Paper has the property of being crumpled and torn. Having chosen
paper as the ground of her composition, the artist begins her work by first
tearing her pseudo-canvas. The rectangular sheet is torn in different ways
depending on the artist’s state of mind or condition, and with an intention to
limit contingency, a certain state of irreversibility loses its qualification
as a complete stage upon which composition may be placed.
Because it rejects
the premise that a ground ought to carry, because the ground itself becomes a
contingent performance, because what most draws the viewer’s gaze is the uneven
edge of the torn paper, we must already here consider the specificity of Dasom
Park’s practice. We must consider the character of a work in which the
properties of paper enter the eye first, or in which those properties are fully
exposed. Ordinarily, torn paper signifies a mistake, a post-paper situation, or
the end of paper.
Torn paper is no longer paper. The back or the end of paper
precedes the paper itself. It shows the end of paper prior to paper. The
pseudo-canvas is broken, damaged, or twisted. The notion of a square frame is
replaced by paper of all kinds of shapes, by paper already ruined. The back
comes before the front; the conclusion precedes the beginning. The order of
time and the logical sequence of before and after are twisted. Because it is
paper, the sheet barely set against the wall will endure the artist’s delusion
or confusion, or arbitrary staging, as it is. Such a working method was often
possible and will remain possible even with canvas, yet the artist’s method is
more extreme.
Since she does not permit her figures, forms, or images a solid
ground, a firm support, or a safe background, such visualization insists upon a
dizzying and jagged ground. This strategy—of confessing first a ground that is
deliberately torn, closer to barely hanging on the wall than standing against
it, of admitting defeat before even beginning—this incompetence may well be an
appropriate and good way of turning one’s back on the world. Life is at once
dying; a beginning is already seized by its end; recognition is no different
from self-negation. One who continues to see this becomes attached not to
nothingness but to death, result, and negation. Some have called this inversion
of temporal order advance purchase or preemption.
A foreordained ending, a
constantly forgotten yet guarded ending—rather than finally being helplessly
struck by defeat and death, one calls it in oneself; one welcomes it with clear
and bright eyes/mind before being struck down; one stages in advance the scene
of one’s own absence, and thus enjoys it. The artist already knows such
inversion. She seeks to deploy a strategy of “transformation that contains
loss,” of continually confronting “death as ending,” and thereby of “not
turning the moment of transformation into loss, of not being submerged in
loss.” Continuous change and difference will ultimately stop at loss and death.

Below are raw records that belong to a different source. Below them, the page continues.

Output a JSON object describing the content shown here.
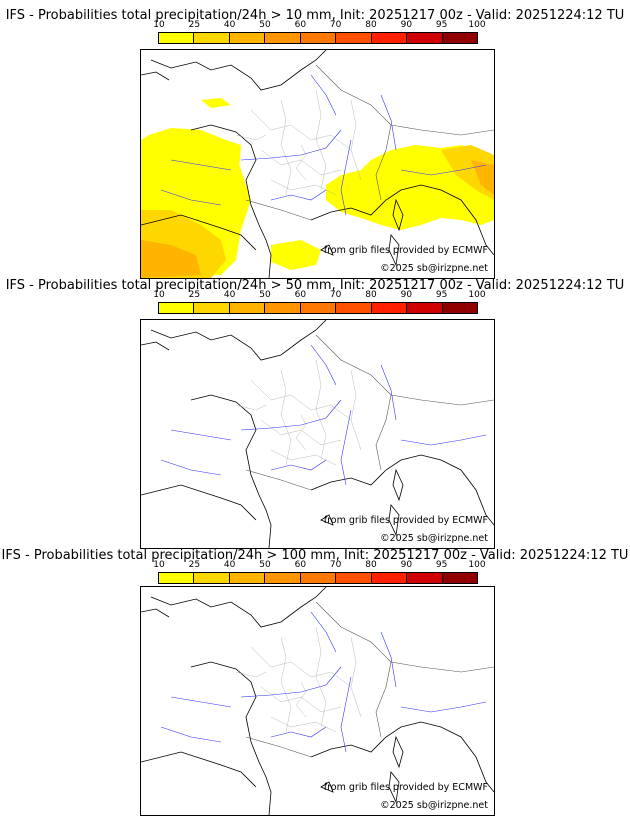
{
  "colorbar": {
    "ticks": [
      "10",
      "25",
      "40",
      "50",
      "60",
      "70",
      "80",
      "90",
      "95",
      "100"
    ],
    "colors": [
      "#ffff00",
      "#ffd700",
      "#ffb400",
      "#ff9600",
      "#ff7800",
      "#ff5000",
      "#ff2000",
      "#d00000",
      "#900000"
    ]
  },
  "credits": {
    "source": "from grib files provided by ECMWF",
    "copyright": "©2025 sb@irizpne.net"
  },
  "panels": [
    {
      "title": "IFS - Probabilities total precipitation/24h > 10 mm, Init: 20251217 00z - Valid: 20251224:12 TU",
      "threshold_mm": 10
    },
    {
      "title": "IFS - Probabilities total precipitation/24h > 50 mm, Init: 20251217 00z - Valid: 20251224:12 TU",
      "threshold_mm": 50
    },
    {
      "title": "IFS - Probabilities total precipitation/24h > 100 mm, Init: 20251217 00z - Valid: 20251224:12 TU",
      "threshold_mm": 100
    }
  ]
}
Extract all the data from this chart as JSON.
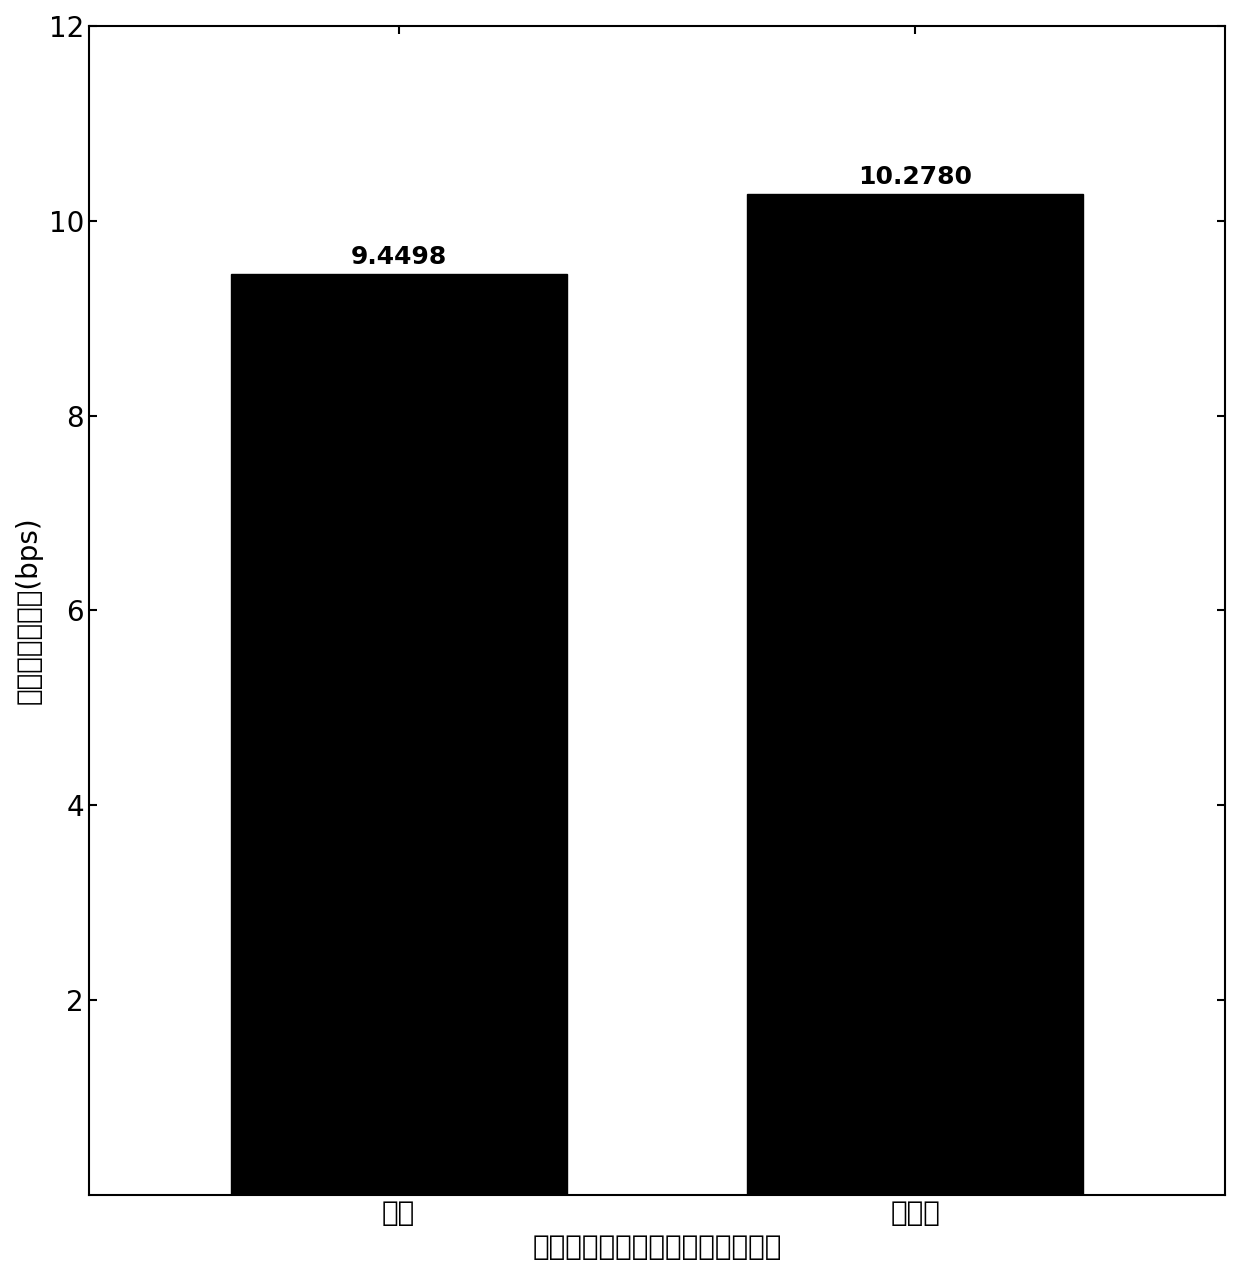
{
  "categories": [
    "接入",
    "未接入"
  ],
  "values": [
    9.4498,
    10.278
  ],
  "bar_color": "#000000",
  "bar_width": 0.65,
  "xlabel": "网络中是否接入低速率大连接用户",
  "ylabel": "用户平均吞吐量(bps)",
  "ylim": [
    0,
    12
  ],
  "yticks": [
    2,
    4,
    6,
    8,
    10,
    12
  ],
  "label_fontsize": 20,
  "tick_fontsize": 20,
  "value_fontsize": 18,
  "bar_positions": [
    1,
    2
  ],
  "xlim": [
    0.4,
    2.6
  ]
}
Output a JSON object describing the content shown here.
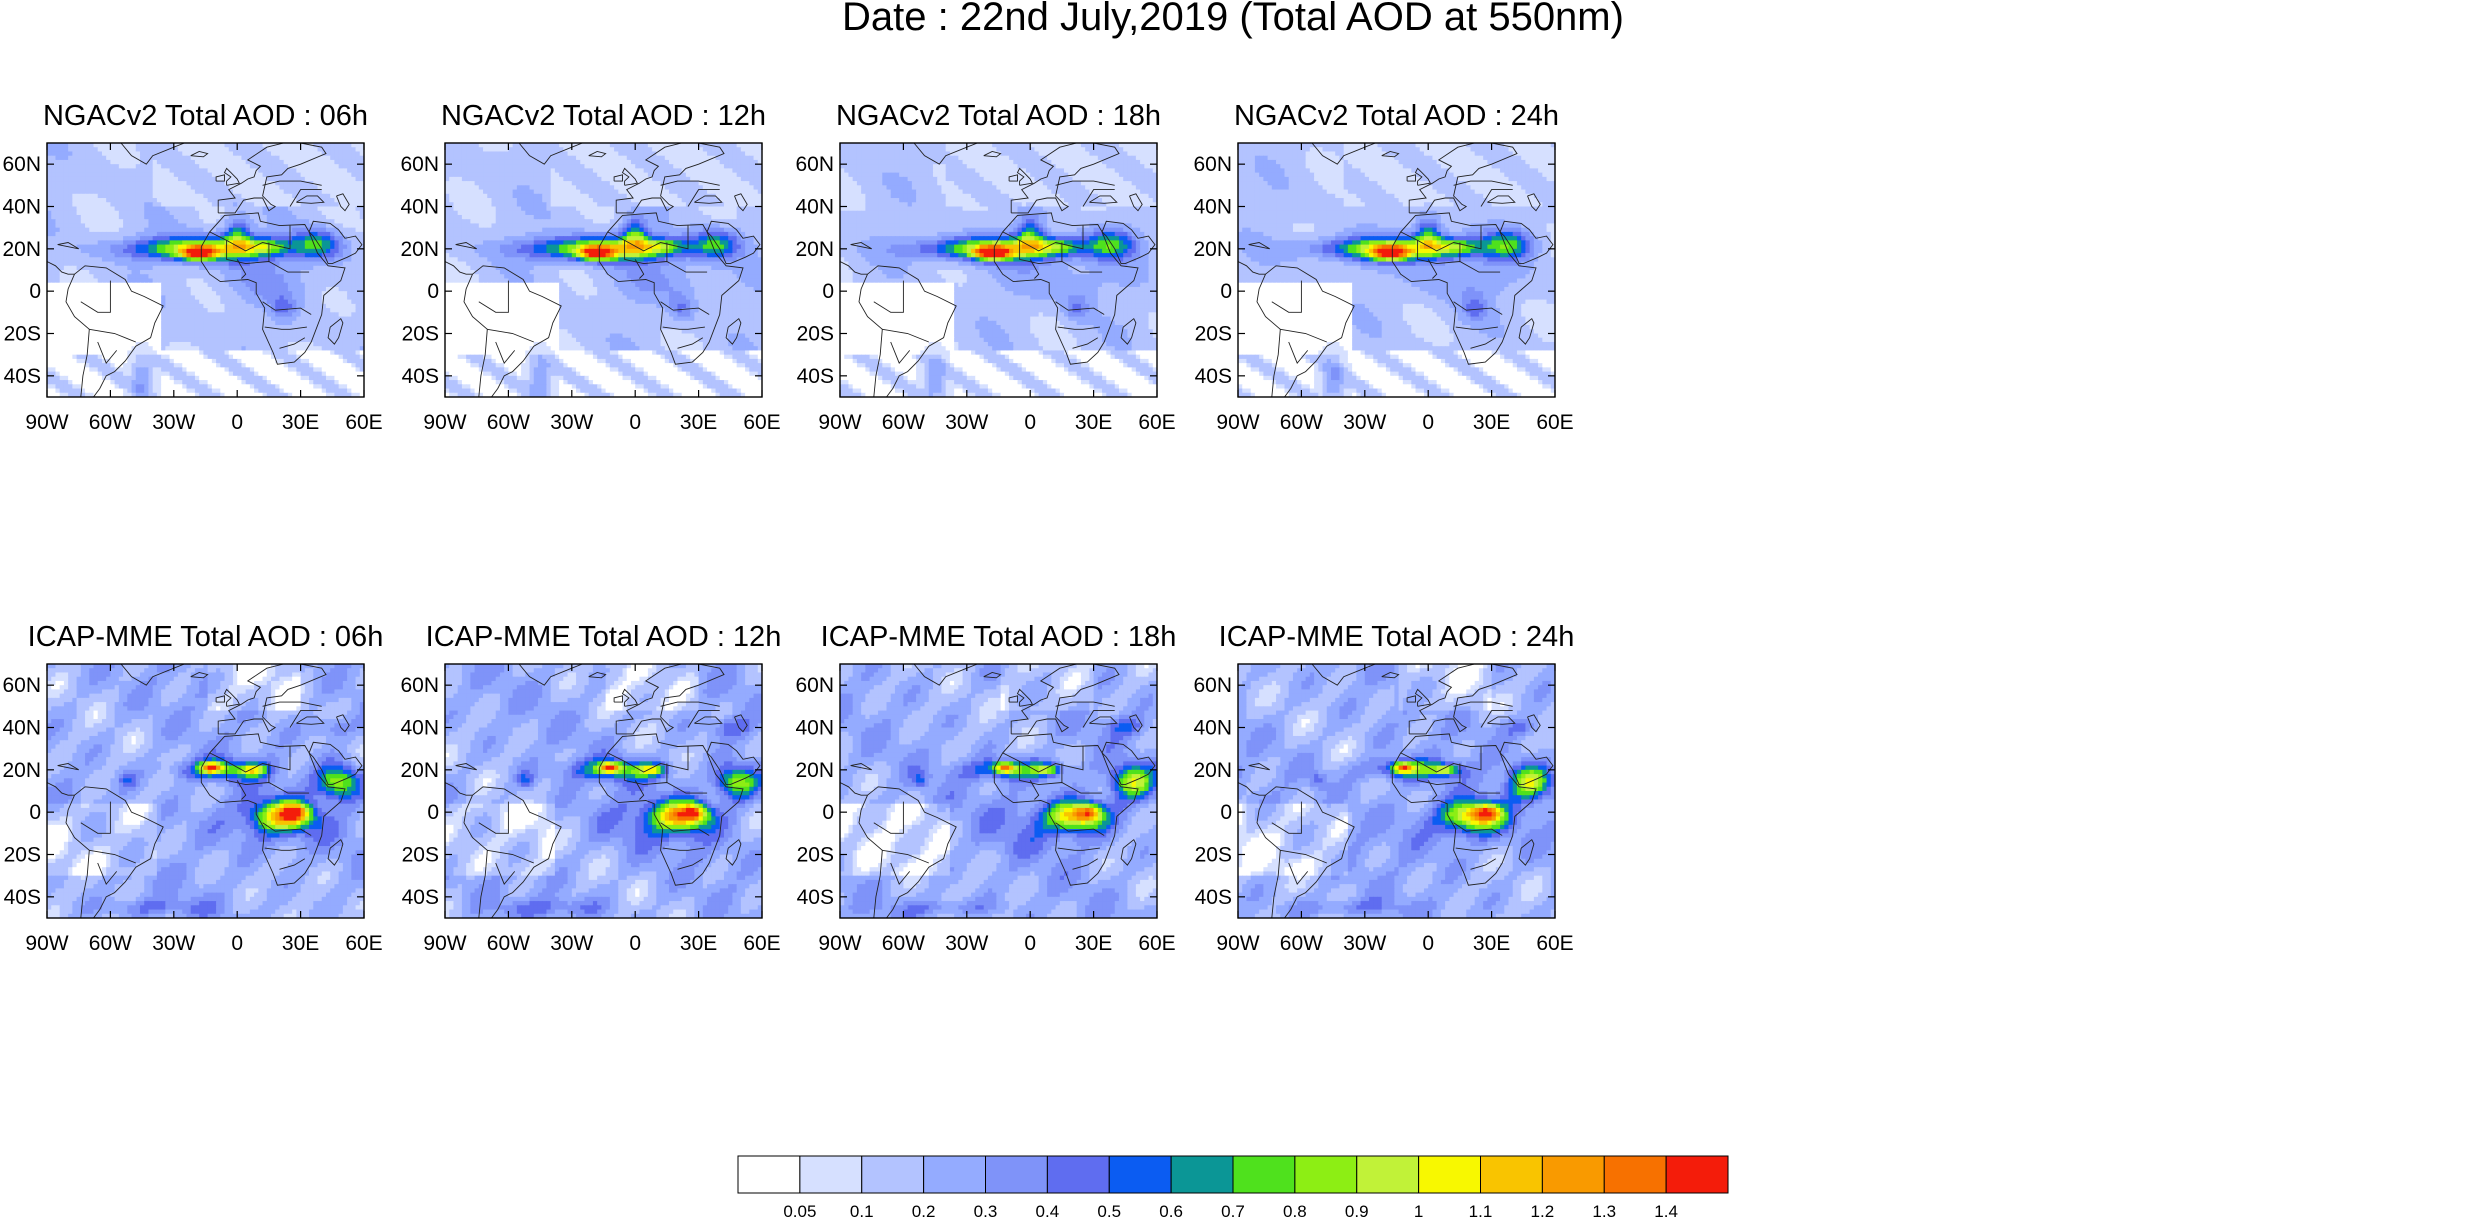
{
  "chart_data": {
    "type": "heatmap",
    "title": "Date : 22nd July,2019 (Total AOD at 550nm)",
    "panels": [
      {
        "title": "NGACv2 Total AOD : 06h",
        "model": "NGACv2",
        "lead": "06h"
      },
      {
        "title": "NGACv2 Total AOD : 12h",
        "model": "NGACv2",
        "lead": "12h"
      },
      {
        "title": "NGACv2 Total AOD : 18h",
        "model": "NGACv2",
        "lead": "18h"
      },
      {
        "title": "NGACv2 Total AOD : 24h",
        "model": "NGACv2",
        "lead": "24h"
      },
      {
        "title": "ICAP-MME Total AOD : 06h",
        "model": "ICAP-MME",
        "lead": "06h"
      },
      {
        "title": "ICAP-MME Total AOD : 12h",
        "model": "ICAP-MME",
        "lead": "12h"
      },
      {
        "title": "ICAP-MME Total AOD : 18h",
        "model": "ICAP-MME",
        "lead": "18h"
      },
      {
        "title": "ICAP-MME Total AOD : 24h",
        "model": "ICAP-MME",
        "lead": "24h"
      }
    ],
    "xlim": [
      -90,
      60
    ],
    "ylim": [
      -50,
      70
    ],
    "x_ticks": [
      {
        "value": -90,
        "label": "90W"
      },
      {
        "value": -60,
        "label": "60W"
      },
      {
        "value": -30,
        "label": "30W"
      },
      {
        "value": 0,
        "label": "0"
      },
      {
        "value": 30,
        "label": "30E"
      },
      {
        "value": 60,
        "label": "60E"
      }
    ],
    "y_ticks": [
      {
        "value": 60,
        "label": "60N"
      },
      {
        "value": 40,
        "label": "40N"
      },
      {
        "value": 20,
        "label": "20N"
      },
      {
        "value": 0,
        "label": "0"
      },
      {
        "value": -20,
        "label": "20S"
      },
      {
        "value": -40,
        "label": "40S"
      }
    ],
    "colorbar": {
      "labels": [
        "0.05",
        "0.1",
        "0.2",
        "0.3",
        "0.4",
        "0.5",
        "0.6",
        "0.7",
        "0.8",
        "0.9",
        "1",
        "1.1",
        "1.2",
        "1.3",
        "1.4"
      ],
      "levels": [
        0.05,
        0.1,
        0.2,
        0.3,
        0.4,
        0.5,
        0.6,
        0.7,
        0.8,
        0.9,
        1.0,
        1.1,
        1.2,
        1.3,
        1.4
      ],
      "colors": [
        "#ffffff",
        "#d6e0ff",
        "#b3c3ff",
        "#94abff",
        "#7f93f9",
        "#5f6df0",
        "#0b5cf2",
        "#0b9696",
        "#4fe11d",
        "#8dee14",
        "#c1f238",
        "#f8f800",
        "#f9c400",
        "#f99a00",
        "#f77100",
        "#f41c0a"
      ]
    }
  }
}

One who knows this does not humbly kneel before mortal truth nor place parentheses
around it, but instead begins to play with it. In order not to be submerged in
loss, one installs a stage adequate to submergence and enjoys the act there.
The artist borrows a “methodology of dreams” to install a stage of imagination
where “what she once believed joyfully collapses.” Through such a dream method,
in which trivial dreams, flat images, and flattened signs combine and
substitute for one another infinitely according to their internal logic, the
artist endures and enjoys this world between a logic of reality cleared of
death and loss and the truth of death and loss. It is not tragedy. The artist
summons a stage where solid things “joyfully collapse.”
Even the color she
favors is yellow. Yellow is a color of cheerfulness and affirmation. Yellow
devoted to a joyful downfall. Though helplessly torn and clumsily hanging, it
is nevertheless not tragic, nor melancholic, nor shabby—it suggests the
possibility of a world. The method of dreams expels a reality protected by firm
and solid things, subordinated to the order of ideas. Within structures of
logic, order, or concepts, sensation malfunctions and seizes its own life.
One
cannot read, see, or understand the “interior” of such a groping from the
outset premised on failure, that refuses to make a ground to protect and
sustain its images, figures, and forms. Our own “premises,” such as emotion,
tragedy, moral lesson, prudence, or sentiment, will also be torn; and we must
look at this “oil on paper,” in which important parts have all been ripped away
from a single tattered sheet, in which forms resembling scraps found in a trash
can seem to have been pasted together.